I found it very difficult to write the script for my next book, mainly because I’m not used to sitting down at a desk for hours on end at a laptop, tapping out pages of words with no recourse to drawing, where I think my ‘natural’ talents lie. I love writing and drawing simultaneously though, and of immersing myself in projects that allow me to flit between the two in a more organic way. Sometimes I find the zen-like flow of inking to be soothing and sometimes it’s the opposite, when my hand starts to cramp up. I’ll be painting my next book in full color, with watercolors, which I haven’t done before for a 250-page book, so that’s a little intimidating. But right now, I’m pencilling the book, which has so far been a really lovely process.

Aside from your work, what are some things you would want others to know about you?

Music has always been my second love. I played guitar and bass and was in a couple of very short-lived bands in my youth. But to this day, I try to keep up with new music and take solace in the music that fed my early days – Kate Bush, My Bloody Valentine, Cocteau Twins, Bauhaus. I love going to gigs, even though people seem more interested in their phones than in the show these days (yes, I’m an old grumpy lady!) Music and subculture have always been very important to me and inevitably seep into my comics and art work.
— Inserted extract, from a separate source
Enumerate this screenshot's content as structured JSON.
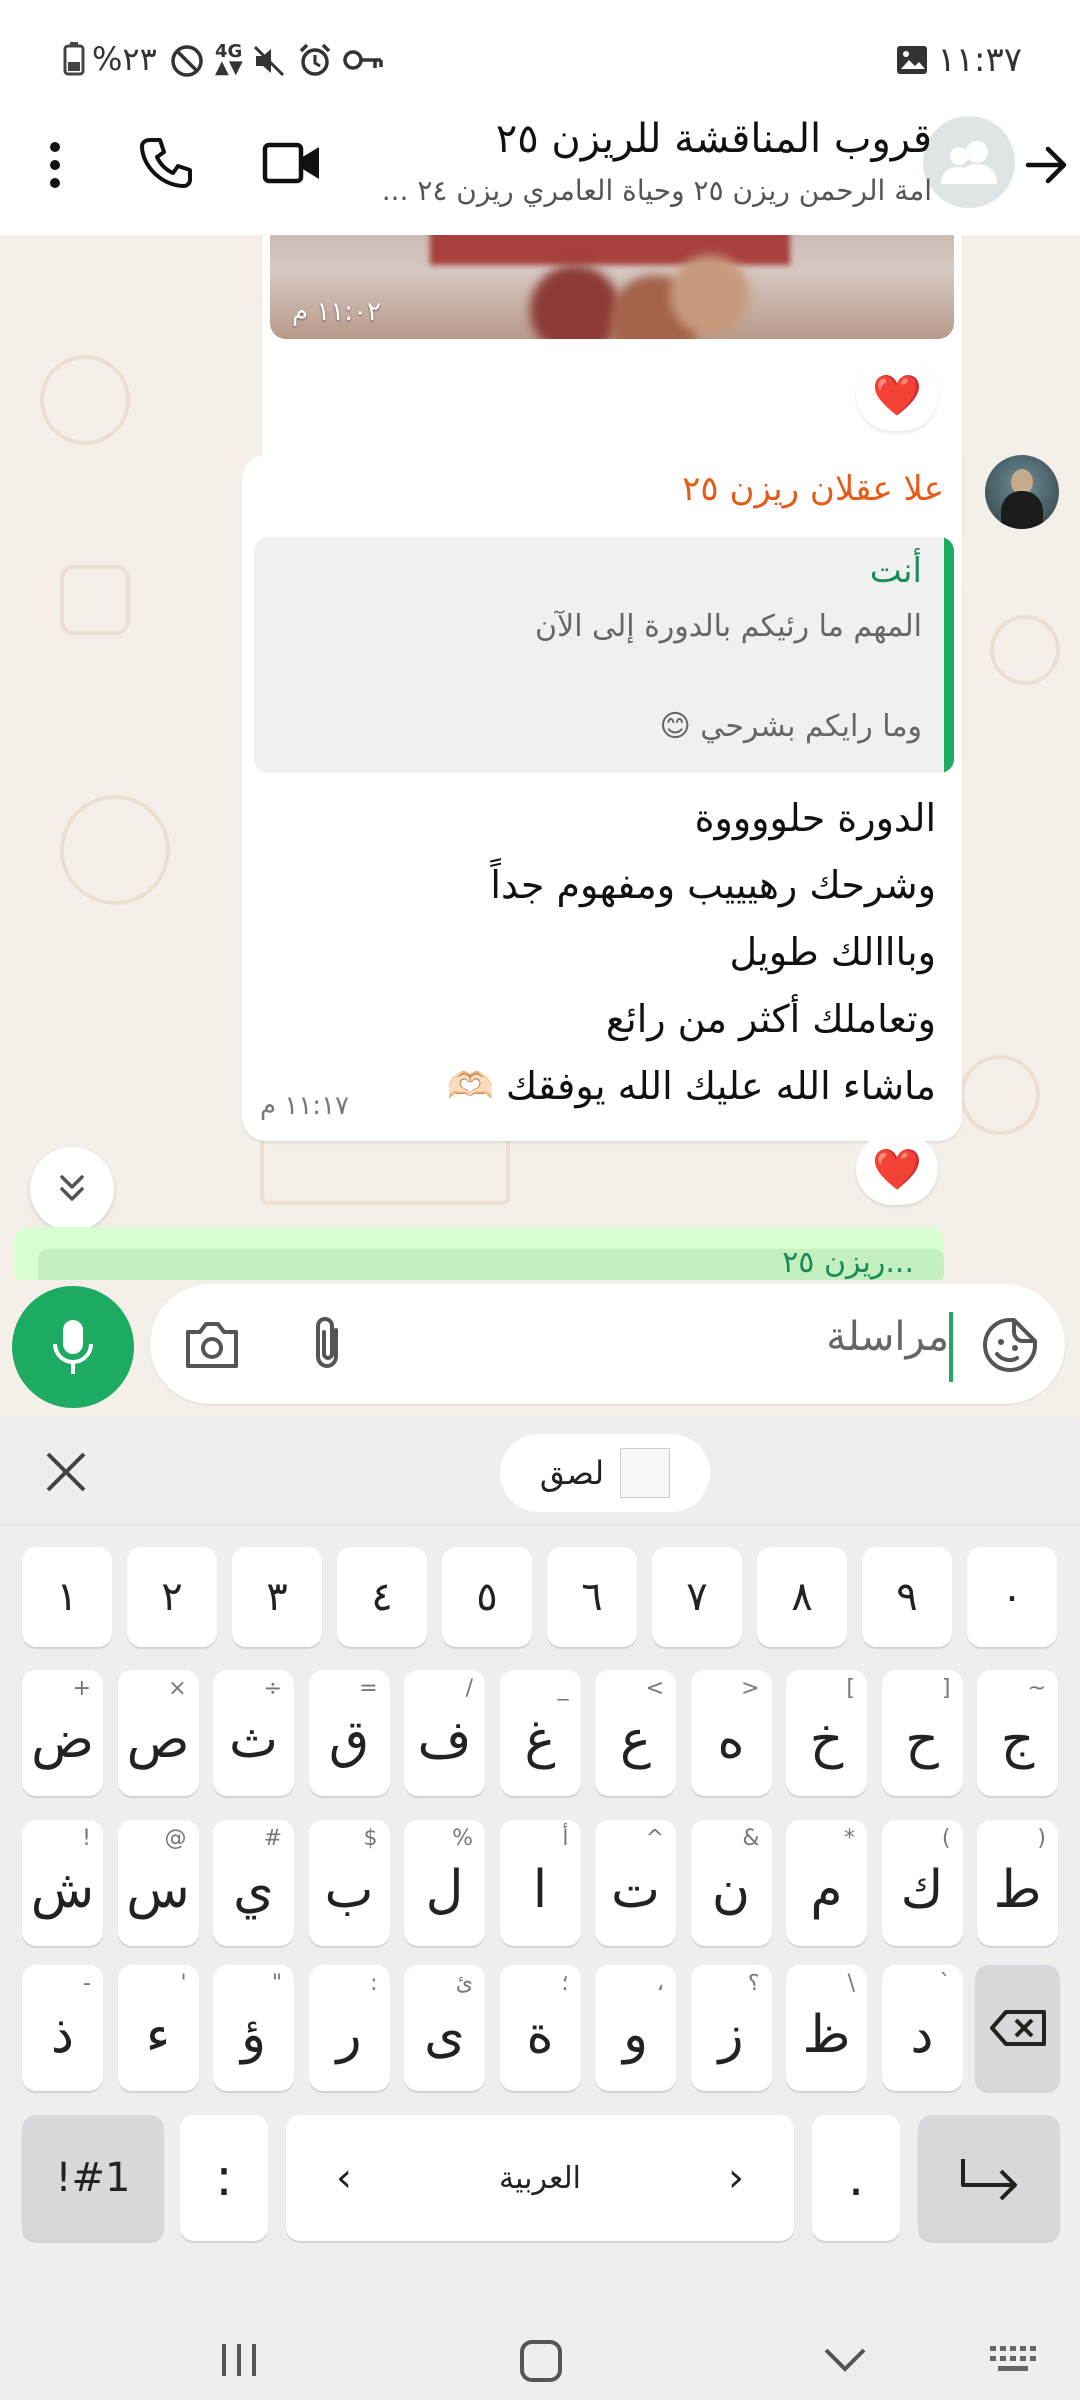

What’s a question you haven’t been asked yet but that you wish you were asked (as well as the answer to that question)?

Describe some of your most treasured memories. 

  • – Sitting with my then-best friend and now wife in her dorm room, drinking Carlo Rossi, smoking clove cigarettes, the afternoon sun filtering through the curtains, listening to Joy Division. 
  • – Tootling around on a go-kart with my big brother at an amusement park when I was an infant in Addis Ababa, Ethiopia. The sound of the coins slipping through the coin slot to start the go-kart. 
  • – Being surrounded by my cousins and aunts in Kolkata. The close physical contact between us, the flowery scent of them, mingling with heat and the fragrance of coconut oil in their hair. My aunt telling me I looked just like my mom. Feeling like a girl for the first time, and being loved. 
  • – A cold snowy night in England. Meeting a friend at a Cambridge pub and drinking Scrumpy, an English cider that tasted of twigs and earth.  
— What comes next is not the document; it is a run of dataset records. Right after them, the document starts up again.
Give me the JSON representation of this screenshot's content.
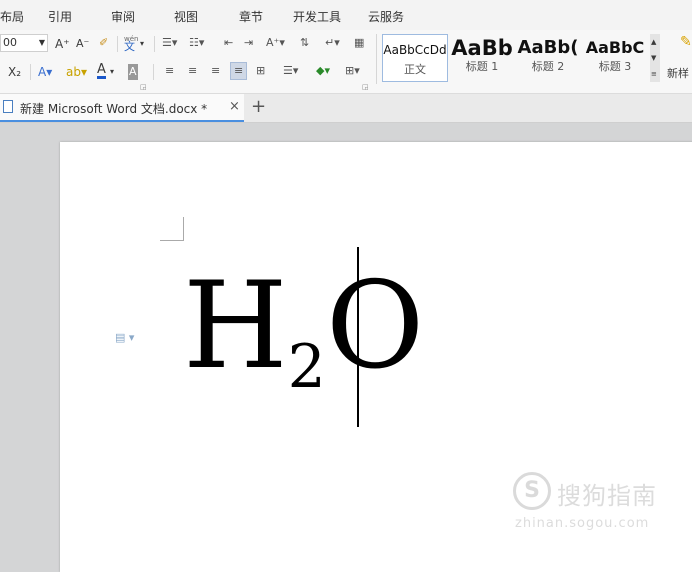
{
  "menu": [
    "布局",
    "引用",
    "审阅",
    "视图",
    "章节",
    "开发工具",
    "云服务"
  ],
  "toolbar": {
    "font_size": "00",
    "grow_font": "A⁺",
    "shrink_font": "A⁻",
    "wen_label": "wén",
    "wen_char": "文",
    "subscript": "X₂"
  },
  "styles": [
    {
      "sample": "AaBbCcDd",
      "name": "正文"
    },
    {
      "sample": "AaBb",
      "name": "标题 1"
    },
    {
      "sample": "AaBb(",
      "name": "标题 2"
    },
    {
      "sample": "AaBbC",
      "name": "标题 3"
    }
  ],
  "new_style_label": "新样",
  "tab": {
    "title": "新建 Microsoft Word 文档.docx *",
    "close": "×",
    "add": "+"
  },
  "document": {
    "main_1": "H",
    "subscript": "2",
    "main_2": "O"
  },
  "watermark": {
    "text": "搜狗指南",
    "url": "zhinan.sogou.com"
  },
  "colors": {
    "accent": "#4a8fe0",
    "highlight_yellow": "#f5d300",
    "font_red": "#1a57c9"
  }
}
What advice might you have to give for other aspiring creatives/ graphic novelists?

Find your writing and drawing family early on and be active in creating a community. It’s hard to sit at your drawing table and either come up with ideas or to process those ideas on your own. I was in several small comics writing groups early on in my comics life and just having people to show your latest pages to, and to have their feedback, was invaluable both for the sake of the comics themselves but also as for me as a social and emotional being. Having a little gang to go to shows/cons with was great, even if the shows themselves sometimes weren’t, but getting to see what everyone outside your local comics scene was doing was a source of great inspiration.
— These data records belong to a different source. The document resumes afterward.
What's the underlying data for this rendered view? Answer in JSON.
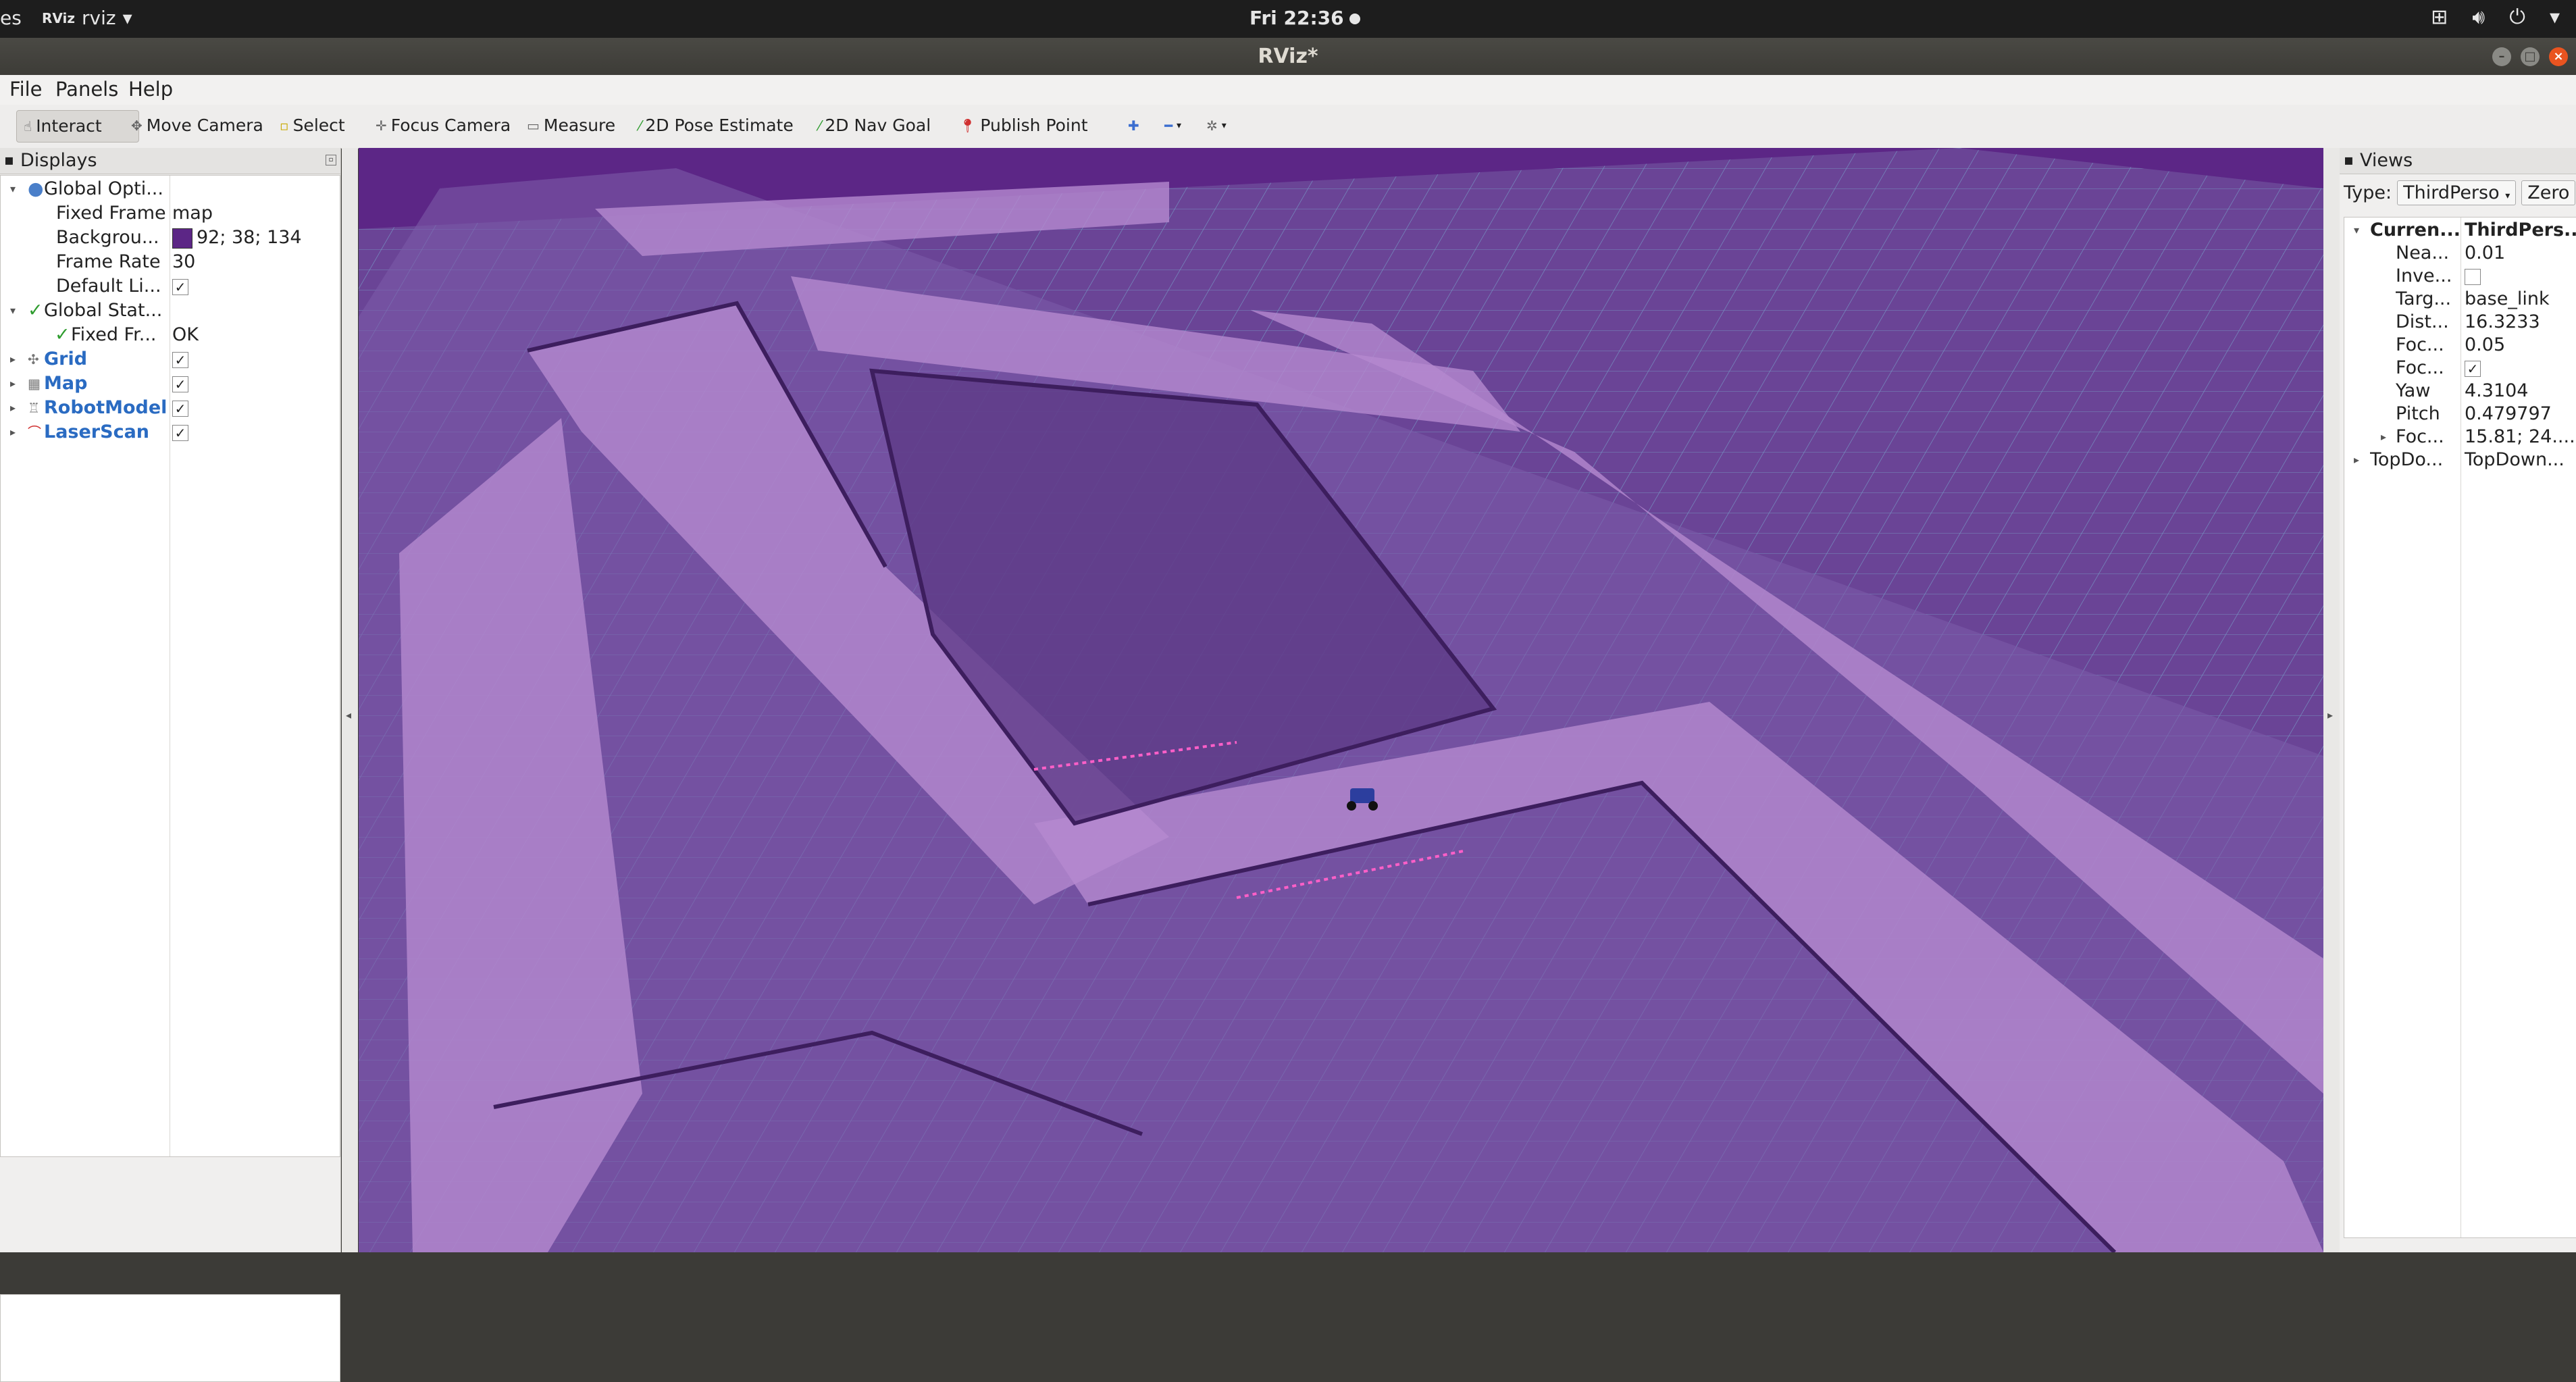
{
  "topbar": {
    "activities": "es",
    "app_logo": "RViz",
    "app_name": "rviz",
    "clock": "Fri 22:36",
    "tray_icons": [
      "network-icon",
      "volume-icon",
      "power-icon",
      "chevron-down-icon"
    ]
  },
  "window": {
    "title": "RViz*"
  },
  "menu": {
    "file": "File",
    "panels": "Panels",
    "help": "Help"
  },
  "toolbar": {
    "interact": "Interact",
    "move_camera": "Move Camera",
    "select": "Select",
    "focus_camera": "Focus Camera",
    "measure": "Measure",
    "pose_estimate": "2D Pose Estimate",
    "nav_goal": "2D Nav Goal",
    "publish_point": "Publish Point"
  },
  "displays": {
    "title": "Displays",
    "global_options": "Global Opti...",
    "fixed_frame_label": "Fixed Frame",
    "fixed_frame_value": "map",
    "background_label": "Backgrou...",
    "background_value": "92; 38; 134",
    "background_color": "#5c2686",
    "frame_rate_label": "Frame Rate",
    "frame_rate_value": "30",
    "default_light_label": "Default Li...",
    "global_status": "Global Stat...",
    "fixed_frame_status_label": "Fixed Fr...",
    "fixed_frame_status_value": "OK",
    "items": [
      "Grid",
      "Map",
      "RobotModel",
      "LaserScan"
    ]
  },
  "views": {
    "title": "Views",
    "type_label": "Type:",
    "type_value": "ThirdPerso",
    "zero_button": "Zero",
    "current_label": "Curren...",
    "current_value": "ThirdPers...",
    "near_label": "Nea...",
    "near_value": "0.01",
    "invert_label": "Inve...",
    "target_label": "Targ...",
    "target_value": "base_link",
    "distance_label": "Dist...",
    "distance_value": "16.3233",
    "focal_size_label": "Foc...",
    "focal_size_value": "0.05",
    "focal_shape_label": "Foc...",
    "yaw_label": "Yaw",
    "yaw_value": "4.3104",
    "pitch_label": "Pitch",
    "pitch_value": "0.479797",
    "focal_point_label": "Foc...",
    "focal_point_value": "15.81; 24....",
    "topdown_label": "TopDo...",
    "topdown_value": "TopDown..."
  }
}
Are there any other projects you are working on and at liberty to speak about?

I’m working on my third book, which will be published by Surely, Mariko Tamaki’s LGBTQ+ imprint at Abrams, some time in 2028 or so. It’s going to be a graphic novel masquerading as a travel guide to an imaginary city-state, the citizens of which are exclusively trans.

Finally, what LGBTQ+ books/comics/authors would you recommend to the readers of Geeks OUT

I love Solomon Brager’s new graphic novel, Heavyweight, which zooms in and out of time and space and deals with issues of identity, memory and history. Also it’s beautifully drawn and painted. Sol’s partner Charles Theonia has a lovely new collection of poetry out called Gay Heaven Is a Dance Floor but I Can’t Relax. My dear friend Cat Fitzpatrick’s novel in verse, The Call-Out, is a Lambda Lit award winner and a hilarious investigation of trans life in NYC. (Also I painted the cover image!) Jeanne Thornton’s novel Summer Fun is lovingly written and choreographed and is also a Lammy winner. Plus she’s working on a graphic novel which obviously, I can’t wait to read.